To learn more, visit Leah's new website: to get the latest updates on the results of her survey and its implications for churches, preachers and the intersection of Christianity and politics.

Leah Schade is the author of the book Creation-Crisis Preaching: Ecology, Theology and the Pulpit (Chalice Press, 2015). She is the Assistant Professor of Preaching and Worship at Lexington Theological Seminary in Kentucky, and an ordained minister of the Evangelical Lutheran Church in America.

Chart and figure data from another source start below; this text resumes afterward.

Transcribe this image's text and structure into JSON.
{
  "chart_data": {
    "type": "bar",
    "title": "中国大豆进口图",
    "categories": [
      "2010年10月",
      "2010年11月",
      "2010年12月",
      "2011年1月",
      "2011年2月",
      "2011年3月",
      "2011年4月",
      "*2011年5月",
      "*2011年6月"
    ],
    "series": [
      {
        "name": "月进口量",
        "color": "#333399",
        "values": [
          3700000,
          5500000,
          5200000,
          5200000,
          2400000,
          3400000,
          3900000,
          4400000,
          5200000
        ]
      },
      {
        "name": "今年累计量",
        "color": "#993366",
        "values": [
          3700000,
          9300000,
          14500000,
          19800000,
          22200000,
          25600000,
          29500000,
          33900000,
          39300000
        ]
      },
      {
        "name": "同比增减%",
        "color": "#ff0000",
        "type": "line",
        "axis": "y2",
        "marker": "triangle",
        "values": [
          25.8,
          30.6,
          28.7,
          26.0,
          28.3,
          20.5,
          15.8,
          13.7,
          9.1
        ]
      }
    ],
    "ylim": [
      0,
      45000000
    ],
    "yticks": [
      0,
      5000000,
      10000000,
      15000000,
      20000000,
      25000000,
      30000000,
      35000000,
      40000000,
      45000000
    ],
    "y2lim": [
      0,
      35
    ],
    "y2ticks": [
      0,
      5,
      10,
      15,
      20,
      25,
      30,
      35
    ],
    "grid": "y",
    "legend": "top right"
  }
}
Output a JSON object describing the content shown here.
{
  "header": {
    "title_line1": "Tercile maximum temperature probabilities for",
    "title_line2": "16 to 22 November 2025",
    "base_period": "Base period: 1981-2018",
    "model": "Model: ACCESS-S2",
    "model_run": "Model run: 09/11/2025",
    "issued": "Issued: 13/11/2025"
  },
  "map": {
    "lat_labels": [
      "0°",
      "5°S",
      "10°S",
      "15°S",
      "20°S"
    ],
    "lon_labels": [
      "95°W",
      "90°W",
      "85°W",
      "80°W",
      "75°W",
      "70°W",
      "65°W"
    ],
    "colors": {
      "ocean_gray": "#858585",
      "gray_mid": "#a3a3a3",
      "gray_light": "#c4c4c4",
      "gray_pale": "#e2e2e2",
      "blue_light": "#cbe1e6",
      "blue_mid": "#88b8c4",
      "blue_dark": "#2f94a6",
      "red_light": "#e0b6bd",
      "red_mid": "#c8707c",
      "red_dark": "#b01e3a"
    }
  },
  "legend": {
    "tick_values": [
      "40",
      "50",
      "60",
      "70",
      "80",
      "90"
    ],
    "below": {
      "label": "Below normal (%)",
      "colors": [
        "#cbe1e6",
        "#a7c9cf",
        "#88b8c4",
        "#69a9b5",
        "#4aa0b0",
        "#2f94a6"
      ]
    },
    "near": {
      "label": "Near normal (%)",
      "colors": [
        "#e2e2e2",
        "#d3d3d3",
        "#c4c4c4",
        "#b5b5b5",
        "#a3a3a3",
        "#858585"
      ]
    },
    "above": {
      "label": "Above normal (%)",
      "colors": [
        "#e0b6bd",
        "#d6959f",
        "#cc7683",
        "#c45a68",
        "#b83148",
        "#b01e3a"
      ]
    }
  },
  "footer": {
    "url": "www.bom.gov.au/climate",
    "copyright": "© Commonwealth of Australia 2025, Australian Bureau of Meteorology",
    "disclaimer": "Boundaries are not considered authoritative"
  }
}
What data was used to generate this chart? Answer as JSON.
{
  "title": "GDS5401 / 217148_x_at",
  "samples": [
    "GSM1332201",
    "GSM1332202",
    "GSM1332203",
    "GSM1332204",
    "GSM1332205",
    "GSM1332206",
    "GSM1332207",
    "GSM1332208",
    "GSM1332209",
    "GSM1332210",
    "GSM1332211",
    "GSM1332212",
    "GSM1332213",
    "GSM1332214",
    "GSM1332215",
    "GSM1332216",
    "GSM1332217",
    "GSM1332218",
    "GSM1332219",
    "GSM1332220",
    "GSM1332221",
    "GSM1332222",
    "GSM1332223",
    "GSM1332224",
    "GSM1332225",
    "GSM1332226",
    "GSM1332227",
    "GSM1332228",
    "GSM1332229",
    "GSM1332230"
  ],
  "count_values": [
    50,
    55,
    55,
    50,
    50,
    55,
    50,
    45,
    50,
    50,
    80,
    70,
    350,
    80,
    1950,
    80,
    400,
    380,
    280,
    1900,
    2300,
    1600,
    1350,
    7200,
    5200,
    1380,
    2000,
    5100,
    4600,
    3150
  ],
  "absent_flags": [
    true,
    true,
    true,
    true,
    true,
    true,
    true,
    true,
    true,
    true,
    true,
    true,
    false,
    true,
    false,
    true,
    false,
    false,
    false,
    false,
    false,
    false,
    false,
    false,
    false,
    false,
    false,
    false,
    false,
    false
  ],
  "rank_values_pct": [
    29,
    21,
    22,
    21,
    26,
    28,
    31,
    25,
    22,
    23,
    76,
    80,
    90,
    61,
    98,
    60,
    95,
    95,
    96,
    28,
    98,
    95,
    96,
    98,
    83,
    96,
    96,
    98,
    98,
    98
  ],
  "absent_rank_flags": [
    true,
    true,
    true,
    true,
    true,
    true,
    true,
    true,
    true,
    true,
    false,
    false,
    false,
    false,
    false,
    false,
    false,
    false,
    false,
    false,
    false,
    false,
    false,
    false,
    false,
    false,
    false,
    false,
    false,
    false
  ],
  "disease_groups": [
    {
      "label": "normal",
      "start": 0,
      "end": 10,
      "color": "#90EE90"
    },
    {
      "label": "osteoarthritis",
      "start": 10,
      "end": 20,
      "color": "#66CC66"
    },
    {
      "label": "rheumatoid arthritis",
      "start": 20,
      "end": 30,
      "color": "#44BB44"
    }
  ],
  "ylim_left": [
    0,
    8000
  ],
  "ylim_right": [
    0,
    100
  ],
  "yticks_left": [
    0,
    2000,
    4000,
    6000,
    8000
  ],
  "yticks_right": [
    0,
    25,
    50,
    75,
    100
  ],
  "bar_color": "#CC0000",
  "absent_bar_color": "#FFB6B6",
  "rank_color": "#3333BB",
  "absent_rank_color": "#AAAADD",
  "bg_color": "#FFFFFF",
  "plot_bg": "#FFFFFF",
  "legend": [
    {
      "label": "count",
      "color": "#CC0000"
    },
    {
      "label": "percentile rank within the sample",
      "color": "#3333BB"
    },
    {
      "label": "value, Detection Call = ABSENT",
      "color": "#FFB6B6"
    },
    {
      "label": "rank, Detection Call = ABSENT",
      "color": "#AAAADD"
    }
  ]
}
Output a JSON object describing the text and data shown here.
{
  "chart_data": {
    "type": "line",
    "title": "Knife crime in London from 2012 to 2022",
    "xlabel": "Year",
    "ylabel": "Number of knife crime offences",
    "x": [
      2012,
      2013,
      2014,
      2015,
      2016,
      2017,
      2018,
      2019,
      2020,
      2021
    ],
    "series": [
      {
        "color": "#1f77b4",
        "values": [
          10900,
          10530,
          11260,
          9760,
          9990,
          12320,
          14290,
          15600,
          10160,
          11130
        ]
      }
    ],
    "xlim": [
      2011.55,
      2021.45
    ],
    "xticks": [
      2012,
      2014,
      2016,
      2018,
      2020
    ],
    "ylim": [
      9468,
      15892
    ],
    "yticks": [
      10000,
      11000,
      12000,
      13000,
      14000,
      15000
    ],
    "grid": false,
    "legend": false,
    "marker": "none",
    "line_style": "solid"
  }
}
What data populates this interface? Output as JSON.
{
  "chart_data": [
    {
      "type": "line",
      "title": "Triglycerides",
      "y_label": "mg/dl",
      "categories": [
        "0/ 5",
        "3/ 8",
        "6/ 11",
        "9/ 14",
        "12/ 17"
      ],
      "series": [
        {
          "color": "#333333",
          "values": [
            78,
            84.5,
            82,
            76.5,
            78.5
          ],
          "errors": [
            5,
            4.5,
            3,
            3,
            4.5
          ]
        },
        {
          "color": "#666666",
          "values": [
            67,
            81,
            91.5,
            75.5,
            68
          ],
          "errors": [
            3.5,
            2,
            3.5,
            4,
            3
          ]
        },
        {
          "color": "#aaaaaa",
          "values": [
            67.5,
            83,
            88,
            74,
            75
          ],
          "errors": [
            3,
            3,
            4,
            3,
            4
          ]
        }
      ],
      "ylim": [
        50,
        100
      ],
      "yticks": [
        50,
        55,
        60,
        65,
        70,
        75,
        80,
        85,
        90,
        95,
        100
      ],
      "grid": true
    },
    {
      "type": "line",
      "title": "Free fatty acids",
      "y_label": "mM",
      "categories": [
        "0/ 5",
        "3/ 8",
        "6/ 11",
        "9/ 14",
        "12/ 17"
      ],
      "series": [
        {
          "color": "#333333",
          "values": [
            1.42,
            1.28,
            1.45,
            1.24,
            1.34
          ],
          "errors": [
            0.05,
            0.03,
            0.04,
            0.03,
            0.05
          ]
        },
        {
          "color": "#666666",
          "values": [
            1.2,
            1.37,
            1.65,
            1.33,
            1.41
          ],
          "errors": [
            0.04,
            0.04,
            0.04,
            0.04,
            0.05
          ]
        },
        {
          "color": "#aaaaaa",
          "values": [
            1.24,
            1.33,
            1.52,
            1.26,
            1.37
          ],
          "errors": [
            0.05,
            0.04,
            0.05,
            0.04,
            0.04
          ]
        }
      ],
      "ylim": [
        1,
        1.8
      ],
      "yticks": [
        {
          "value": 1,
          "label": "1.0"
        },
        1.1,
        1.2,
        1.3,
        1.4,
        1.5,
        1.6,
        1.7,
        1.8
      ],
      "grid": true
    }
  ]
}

[1] Blake, John, “Do you believe in a red state Jesus or a blue state Jesus?” CNN, Nov. 2, 2012,


  1. The survey requires the respondent to provide some information which by necessity is pure speculation. Likewise why should the respondent's zip code and congregation name be requested. Isn't it enough to provide a description of the congregation's site and ministry? MP

    1. First, thank you for taking the survey. Second, a correction. The survey does NOT ask for the congregation's name. Zip code and name of town are requested in order to correlate data according to geography. Third, only one question asks preachers to speculate - and that is the question estimating what percentage of their congregants are conservative, moderate or liberal. The reason for this question is to gather information on a preacher's willingness to approach controversial issues given political orientations of her or his congregants. Yes, the preacher is being asked to make their best guess. But even a best guess provides important information about what a preacher believes they are facing when dealing with challenging justice issues.

      Thanks again for being willing to engage on this important topic!